# 2 New Africans from walmart?



## SoDakJeep (Mar 21, 2009)

Ok well I just picked these two little guys up from walmart today and I really am not quite sure one what they both are.

This is the 1st one really bad pic but I can tell you he is a very dark purple and I think maybe could be an p. acei but it does not have any yellow on the fins. It is a very dark purple for the time being. only about 3/4-1in right now.









This is the 2nd I thought maybe a blue zebra when I bought him but after looking he has a black stripe though his Dorsal fin so I really do not know. also only about an inch now and has a nice blue shine to him.
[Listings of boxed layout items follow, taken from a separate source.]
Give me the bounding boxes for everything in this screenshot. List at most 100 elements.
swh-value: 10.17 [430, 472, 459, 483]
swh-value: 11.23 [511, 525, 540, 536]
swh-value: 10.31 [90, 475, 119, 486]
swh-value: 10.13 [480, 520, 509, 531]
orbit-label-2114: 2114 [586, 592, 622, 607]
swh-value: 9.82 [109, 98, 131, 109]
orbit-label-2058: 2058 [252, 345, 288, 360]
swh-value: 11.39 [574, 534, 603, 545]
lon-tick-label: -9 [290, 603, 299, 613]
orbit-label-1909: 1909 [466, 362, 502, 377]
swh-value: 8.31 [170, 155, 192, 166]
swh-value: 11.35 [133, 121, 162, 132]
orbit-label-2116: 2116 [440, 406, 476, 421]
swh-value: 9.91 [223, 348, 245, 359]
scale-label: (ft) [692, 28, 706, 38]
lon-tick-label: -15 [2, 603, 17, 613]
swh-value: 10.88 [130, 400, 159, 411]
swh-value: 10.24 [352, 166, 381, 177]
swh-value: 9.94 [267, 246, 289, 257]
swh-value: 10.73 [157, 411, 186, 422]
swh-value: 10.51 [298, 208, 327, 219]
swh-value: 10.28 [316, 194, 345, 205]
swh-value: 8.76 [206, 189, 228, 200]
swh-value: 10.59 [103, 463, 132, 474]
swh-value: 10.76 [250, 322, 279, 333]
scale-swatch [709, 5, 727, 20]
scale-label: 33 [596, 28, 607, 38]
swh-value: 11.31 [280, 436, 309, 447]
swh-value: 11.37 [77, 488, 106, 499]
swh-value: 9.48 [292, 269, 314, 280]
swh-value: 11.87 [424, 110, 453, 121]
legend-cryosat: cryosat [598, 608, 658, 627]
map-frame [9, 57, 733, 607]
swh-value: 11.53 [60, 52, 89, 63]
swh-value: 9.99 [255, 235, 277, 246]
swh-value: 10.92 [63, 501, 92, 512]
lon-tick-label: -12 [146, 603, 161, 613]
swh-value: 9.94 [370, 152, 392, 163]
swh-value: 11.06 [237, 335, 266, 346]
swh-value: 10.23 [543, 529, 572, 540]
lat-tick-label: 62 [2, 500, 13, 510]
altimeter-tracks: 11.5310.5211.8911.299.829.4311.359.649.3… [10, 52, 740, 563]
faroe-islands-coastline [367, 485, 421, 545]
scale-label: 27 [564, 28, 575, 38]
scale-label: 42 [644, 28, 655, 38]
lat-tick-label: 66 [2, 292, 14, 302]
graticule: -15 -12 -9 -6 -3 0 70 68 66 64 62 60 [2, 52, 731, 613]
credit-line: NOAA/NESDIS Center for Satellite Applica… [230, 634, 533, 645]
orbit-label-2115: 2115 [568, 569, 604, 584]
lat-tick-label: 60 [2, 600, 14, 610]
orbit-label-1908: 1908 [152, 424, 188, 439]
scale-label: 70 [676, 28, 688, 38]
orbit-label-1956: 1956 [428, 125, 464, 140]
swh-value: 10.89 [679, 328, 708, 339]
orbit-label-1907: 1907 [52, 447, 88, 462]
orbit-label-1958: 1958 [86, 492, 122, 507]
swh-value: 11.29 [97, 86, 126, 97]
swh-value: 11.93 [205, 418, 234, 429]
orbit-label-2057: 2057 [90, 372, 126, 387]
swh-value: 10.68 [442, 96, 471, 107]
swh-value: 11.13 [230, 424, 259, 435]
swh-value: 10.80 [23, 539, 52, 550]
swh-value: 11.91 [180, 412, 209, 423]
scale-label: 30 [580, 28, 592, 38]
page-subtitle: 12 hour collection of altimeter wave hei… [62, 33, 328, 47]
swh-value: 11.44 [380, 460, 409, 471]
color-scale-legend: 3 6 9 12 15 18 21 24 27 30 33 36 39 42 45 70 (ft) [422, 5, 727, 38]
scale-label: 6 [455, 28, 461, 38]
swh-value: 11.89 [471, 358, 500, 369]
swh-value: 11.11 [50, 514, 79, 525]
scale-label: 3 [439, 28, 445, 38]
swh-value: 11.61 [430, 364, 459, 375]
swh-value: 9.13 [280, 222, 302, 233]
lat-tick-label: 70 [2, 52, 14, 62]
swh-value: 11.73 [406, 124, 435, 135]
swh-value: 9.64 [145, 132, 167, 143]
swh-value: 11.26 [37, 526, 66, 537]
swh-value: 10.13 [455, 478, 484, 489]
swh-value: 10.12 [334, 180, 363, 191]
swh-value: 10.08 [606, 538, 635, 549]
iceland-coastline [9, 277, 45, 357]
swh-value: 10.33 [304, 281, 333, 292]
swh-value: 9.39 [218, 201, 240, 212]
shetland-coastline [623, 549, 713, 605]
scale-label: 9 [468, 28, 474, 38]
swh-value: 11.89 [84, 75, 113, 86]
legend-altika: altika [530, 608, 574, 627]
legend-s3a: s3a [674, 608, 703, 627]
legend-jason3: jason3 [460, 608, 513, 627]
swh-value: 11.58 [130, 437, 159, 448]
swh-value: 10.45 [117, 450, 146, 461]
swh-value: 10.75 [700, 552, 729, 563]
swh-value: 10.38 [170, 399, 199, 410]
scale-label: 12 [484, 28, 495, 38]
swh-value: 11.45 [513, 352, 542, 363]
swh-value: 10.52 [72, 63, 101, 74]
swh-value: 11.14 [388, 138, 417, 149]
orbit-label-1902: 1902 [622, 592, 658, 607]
Please let me know what you all think and I will continue to search.

thanks,


----------



## SoDakJeep (Mar 21, 2009)

really no one knows....this sucks....


----------



## webgirl74 (Jan 30, 2009)

Hard to tell in the first pic, but is it more on the grey side of color? Looks kinda like a juvie peacock, but the pic isn't clear enough to say for sure.


----------



## noki (Jun 13, 2003)

first is a Mbuna, not a Peacock, not an Acei. Zebra-ish, but it is too hard to tell

second is the common Elongatus, Pseudotropheus sp. "Elongatus Likoma", also called "Ornatus"


----------



## SoDakJeep (Mar 21, 2009)

first pic is a dark purple color no where close to gray. Grape purple dark color but deffently purple sorry about the pic will try to get better.


----------



## cichlidaholic (Dec 7, 2005)

Honestly, you may never properly identify these two. Unfortunately that's what happens when you purchase from some of the mixed tanks at the big box stores.

They could be pure, they could be a mix of anything.

I don't think the second one is an elongatus...It has the body shape but something is off about the markings...


----------



## SoDakJeep (Mar 21, 2009)

thanks for the replies I know they may never be identified but I just wanted to check and see what I could get for some answers. I will keep you guys updated and add pics when they start to grow a little bit.


----------



## SupeDM (Jan 26, 2009)

I for one wont buy fish from wal-mart because of the horrible conditions they are maintained in. Also most of their africans are hybrids. I can say that I have seen alot of fish I wanted at my local wal-mart but they just cant be trusted.


----------